Indigenous-led frameworks & biodiversity

GBIF’s Indigenous data governance pilot projects integrate Local Contexts’ Traditional Knowledge Labels into biodiversity records—ensuring provenance metadata and CARE-aligned governance in global data repositories.

Community data justice in rural contexts

Recent academic work describes “community data cooperatives” and combined data‑pool models to enable rural communities to co‑control and benefit from local data—and build equitable AI ecosystems.

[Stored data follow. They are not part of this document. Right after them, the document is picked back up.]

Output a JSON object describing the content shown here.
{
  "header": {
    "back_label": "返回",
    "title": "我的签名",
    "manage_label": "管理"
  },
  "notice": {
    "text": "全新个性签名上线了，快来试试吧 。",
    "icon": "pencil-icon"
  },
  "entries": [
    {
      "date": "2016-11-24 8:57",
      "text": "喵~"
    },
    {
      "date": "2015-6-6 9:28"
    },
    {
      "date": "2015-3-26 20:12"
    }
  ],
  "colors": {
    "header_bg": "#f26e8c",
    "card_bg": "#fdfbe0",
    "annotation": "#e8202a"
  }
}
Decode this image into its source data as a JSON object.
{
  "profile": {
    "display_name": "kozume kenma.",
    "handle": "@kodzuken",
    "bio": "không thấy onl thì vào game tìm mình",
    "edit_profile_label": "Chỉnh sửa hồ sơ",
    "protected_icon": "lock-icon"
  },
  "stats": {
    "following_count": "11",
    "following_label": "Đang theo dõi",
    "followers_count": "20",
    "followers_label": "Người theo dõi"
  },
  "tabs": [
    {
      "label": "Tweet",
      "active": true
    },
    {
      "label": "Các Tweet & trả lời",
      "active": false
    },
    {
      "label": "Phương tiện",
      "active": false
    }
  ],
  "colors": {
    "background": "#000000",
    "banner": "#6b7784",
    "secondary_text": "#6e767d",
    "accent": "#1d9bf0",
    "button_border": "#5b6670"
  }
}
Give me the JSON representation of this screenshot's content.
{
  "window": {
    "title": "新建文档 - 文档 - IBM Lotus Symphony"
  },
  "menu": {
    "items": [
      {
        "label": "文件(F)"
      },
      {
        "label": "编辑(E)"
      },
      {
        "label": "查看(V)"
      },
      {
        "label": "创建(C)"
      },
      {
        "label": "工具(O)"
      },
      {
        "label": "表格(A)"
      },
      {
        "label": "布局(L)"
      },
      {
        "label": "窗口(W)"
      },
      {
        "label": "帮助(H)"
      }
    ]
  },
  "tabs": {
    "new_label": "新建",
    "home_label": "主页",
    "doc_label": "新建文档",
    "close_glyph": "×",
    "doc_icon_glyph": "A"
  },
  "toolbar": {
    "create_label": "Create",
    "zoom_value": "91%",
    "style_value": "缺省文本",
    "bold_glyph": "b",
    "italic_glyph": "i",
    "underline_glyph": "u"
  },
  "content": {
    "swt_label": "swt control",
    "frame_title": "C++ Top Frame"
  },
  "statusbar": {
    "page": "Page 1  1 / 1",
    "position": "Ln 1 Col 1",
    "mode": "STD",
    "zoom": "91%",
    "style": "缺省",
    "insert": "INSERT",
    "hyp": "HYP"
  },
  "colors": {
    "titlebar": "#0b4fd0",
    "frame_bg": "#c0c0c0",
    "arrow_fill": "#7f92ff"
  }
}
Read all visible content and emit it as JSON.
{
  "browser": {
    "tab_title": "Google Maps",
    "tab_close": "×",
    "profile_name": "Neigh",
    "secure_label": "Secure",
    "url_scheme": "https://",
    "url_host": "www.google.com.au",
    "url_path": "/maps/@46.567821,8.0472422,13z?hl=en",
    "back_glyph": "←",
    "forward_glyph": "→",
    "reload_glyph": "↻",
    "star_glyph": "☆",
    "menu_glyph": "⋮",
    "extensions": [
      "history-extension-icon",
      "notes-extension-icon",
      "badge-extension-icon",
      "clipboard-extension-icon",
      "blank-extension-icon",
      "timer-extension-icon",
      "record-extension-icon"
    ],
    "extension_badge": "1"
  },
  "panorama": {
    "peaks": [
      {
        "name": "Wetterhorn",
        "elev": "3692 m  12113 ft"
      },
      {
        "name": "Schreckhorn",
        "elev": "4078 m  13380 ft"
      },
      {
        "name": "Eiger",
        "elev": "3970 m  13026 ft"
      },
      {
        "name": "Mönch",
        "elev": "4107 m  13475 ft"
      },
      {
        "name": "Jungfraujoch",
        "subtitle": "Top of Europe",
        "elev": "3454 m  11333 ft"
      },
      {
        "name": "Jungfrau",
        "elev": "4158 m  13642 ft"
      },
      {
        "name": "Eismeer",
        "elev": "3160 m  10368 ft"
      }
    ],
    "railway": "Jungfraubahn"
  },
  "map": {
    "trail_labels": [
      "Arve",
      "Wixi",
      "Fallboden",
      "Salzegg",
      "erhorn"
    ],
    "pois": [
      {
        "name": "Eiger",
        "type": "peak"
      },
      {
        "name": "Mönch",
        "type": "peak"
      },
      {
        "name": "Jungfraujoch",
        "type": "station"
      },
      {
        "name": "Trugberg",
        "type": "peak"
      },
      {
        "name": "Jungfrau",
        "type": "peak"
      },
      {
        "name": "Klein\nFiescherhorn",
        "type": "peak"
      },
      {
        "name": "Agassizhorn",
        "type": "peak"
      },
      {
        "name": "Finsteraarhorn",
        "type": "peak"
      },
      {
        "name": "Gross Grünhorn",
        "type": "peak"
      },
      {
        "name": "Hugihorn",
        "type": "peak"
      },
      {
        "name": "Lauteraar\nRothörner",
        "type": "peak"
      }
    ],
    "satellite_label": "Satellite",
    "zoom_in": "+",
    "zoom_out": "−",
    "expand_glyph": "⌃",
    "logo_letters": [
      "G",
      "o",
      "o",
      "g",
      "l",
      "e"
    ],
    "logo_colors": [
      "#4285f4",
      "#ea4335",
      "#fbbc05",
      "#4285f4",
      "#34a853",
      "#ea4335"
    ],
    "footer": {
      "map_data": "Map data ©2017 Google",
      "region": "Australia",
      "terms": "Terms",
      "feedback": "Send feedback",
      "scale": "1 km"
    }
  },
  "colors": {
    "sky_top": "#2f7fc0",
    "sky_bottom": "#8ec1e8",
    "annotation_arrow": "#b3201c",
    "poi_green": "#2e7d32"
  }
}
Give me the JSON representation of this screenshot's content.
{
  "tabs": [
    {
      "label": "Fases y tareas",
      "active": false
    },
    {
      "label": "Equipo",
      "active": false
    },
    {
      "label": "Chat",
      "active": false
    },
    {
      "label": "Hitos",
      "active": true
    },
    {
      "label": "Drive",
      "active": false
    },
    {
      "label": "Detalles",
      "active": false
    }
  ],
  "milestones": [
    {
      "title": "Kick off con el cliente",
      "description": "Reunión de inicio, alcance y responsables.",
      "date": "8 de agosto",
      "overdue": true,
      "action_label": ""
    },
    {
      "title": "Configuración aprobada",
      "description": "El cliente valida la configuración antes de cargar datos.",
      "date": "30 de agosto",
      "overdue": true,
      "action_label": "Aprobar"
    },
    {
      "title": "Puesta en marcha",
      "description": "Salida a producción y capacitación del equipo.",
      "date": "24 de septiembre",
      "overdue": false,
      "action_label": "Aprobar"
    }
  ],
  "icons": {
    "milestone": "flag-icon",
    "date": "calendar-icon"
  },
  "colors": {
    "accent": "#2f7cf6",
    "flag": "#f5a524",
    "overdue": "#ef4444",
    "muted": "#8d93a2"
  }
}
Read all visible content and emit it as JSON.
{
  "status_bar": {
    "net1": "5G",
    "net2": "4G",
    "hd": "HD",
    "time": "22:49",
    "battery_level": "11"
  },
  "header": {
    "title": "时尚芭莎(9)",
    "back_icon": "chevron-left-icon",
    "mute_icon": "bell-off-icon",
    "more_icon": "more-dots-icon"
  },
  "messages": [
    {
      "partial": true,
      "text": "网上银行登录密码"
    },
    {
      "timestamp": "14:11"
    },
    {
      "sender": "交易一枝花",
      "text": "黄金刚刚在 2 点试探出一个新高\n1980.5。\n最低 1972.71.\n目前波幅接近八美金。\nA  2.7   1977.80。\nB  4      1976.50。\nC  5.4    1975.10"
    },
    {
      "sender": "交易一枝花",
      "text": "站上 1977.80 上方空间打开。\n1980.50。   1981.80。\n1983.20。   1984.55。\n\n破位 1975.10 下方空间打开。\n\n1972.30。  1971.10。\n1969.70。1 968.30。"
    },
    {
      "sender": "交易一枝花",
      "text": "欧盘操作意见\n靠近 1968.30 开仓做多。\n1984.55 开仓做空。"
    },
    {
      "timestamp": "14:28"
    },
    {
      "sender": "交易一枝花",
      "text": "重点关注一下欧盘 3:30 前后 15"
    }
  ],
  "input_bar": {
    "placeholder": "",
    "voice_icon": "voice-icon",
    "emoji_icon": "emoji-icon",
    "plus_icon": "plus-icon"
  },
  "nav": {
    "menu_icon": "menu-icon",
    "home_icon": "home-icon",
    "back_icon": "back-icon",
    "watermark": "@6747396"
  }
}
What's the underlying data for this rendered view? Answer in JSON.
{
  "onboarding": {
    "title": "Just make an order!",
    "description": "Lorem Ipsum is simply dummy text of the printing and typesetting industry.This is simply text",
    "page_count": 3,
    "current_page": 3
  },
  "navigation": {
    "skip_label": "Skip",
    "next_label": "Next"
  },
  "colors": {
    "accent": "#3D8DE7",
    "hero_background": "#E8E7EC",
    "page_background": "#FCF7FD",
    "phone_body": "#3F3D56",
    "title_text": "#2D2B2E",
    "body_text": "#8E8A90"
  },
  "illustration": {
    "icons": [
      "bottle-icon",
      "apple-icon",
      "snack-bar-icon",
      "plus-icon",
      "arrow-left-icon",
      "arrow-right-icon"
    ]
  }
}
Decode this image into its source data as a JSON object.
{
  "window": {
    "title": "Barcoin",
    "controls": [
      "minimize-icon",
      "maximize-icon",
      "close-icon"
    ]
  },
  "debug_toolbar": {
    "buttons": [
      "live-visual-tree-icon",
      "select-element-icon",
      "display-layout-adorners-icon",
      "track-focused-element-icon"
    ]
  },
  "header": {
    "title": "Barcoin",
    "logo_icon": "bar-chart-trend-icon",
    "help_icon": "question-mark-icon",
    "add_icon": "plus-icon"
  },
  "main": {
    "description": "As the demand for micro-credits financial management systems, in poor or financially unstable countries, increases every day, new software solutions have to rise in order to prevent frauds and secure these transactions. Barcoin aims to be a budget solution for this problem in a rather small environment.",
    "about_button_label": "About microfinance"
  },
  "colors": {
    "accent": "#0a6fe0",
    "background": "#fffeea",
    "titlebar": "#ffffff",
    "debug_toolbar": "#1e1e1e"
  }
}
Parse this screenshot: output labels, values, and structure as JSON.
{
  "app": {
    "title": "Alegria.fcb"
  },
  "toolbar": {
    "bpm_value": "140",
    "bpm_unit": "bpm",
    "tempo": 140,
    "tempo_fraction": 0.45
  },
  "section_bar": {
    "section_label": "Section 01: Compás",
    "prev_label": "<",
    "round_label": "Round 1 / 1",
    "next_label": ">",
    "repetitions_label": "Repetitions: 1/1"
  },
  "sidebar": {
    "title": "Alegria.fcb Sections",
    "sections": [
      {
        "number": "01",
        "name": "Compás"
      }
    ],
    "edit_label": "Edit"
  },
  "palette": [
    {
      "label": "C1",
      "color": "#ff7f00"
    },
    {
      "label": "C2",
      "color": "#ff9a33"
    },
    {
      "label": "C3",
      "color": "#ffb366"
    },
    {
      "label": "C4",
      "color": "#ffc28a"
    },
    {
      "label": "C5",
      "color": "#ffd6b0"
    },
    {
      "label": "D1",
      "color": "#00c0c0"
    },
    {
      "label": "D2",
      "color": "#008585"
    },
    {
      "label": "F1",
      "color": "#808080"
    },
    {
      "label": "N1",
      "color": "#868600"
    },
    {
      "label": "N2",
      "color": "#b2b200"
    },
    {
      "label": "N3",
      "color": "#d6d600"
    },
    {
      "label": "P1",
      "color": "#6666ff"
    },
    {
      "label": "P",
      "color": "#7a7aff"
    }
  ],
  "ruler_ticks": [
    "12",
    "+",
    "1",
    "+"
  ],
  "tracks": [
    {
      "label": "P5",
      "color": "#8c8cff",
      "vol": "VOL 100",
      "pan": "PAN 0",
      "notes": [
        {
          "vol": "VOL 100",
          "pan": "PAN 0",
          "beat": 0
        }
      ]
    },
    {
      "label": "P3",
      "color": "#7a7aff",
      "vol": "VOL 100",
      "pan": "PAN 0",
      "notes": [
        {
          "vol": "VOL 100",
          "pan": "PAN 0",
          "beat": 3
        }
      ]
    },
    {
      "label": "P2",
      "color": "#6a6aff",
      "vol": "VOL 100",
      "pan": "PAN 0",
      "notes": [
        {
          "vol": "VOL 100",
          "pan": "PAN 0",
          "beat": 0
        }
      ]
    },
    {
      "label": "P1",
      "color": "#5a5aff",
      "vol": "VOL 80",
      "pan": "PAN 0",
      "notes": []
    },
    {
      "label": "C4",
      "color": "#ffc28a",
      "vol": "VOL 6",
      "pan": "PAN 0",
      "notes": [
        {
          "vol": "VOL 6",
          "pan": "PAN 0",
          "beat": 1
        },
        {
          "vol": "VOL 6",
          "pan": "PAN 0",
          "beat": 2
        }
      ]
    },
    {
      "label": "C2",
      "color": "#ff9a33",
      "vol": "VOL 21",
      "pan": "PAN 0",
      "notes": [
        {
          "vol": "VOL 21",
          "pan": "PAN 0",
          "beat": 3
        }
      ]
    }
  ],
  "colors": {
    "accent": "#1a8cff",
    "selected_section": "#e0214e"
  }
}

  • Who defines impact in 2025? Still mostly funders, tech vendors, and governments—but increasingly mediated by opaque algorithmic impact scores.
  • Informed consent is a myth in many contexts: few end-users of data fully understand what their data may power, share, or enable.
  • Data sovereignty works—but rarely scales. Indigenous communities are ahead: frameworks and infrastructure rooted in CARE principles and local governance models are emerging, though mainstream adoption lags.

Ways forward

  1. Adopt data minimalism: collect only essential data, hold it briefly, and destroy it when no longer needed.
  2. Support community-led infrastructure: data cooperatives, federated clouds, local hosting, encryption‑first tools that embed consent and control.
  3. Centre qualitative narratives: human stories are valid forms of evidence—don’t defer to dashboards alone.
  4. Demand algorithmic transparency clauses in tech vendor contracts and opt‑out rights for disruptive technologies.
  5. Build cross‑movement alliances: privacy advocates, AI ethicists, humanitarian workers, Indigenous and marginalised groups working together to reclaim control.
  6. Push for algorithmic reparations: design tools explicitly to reduce harm and redistribute resources to historically oppressed groups.

2025

The core 2015 critique still stands: data obsession remains a proxy for impact. But in 2025, data has grown more powerful—and more dangerous. If nonprofits don’t seize back control over data practices—who collects it, how it’s used, who benefits—then the weapon once wielded by funders and platforms will soon be aimed at the communities they’re meant to serve.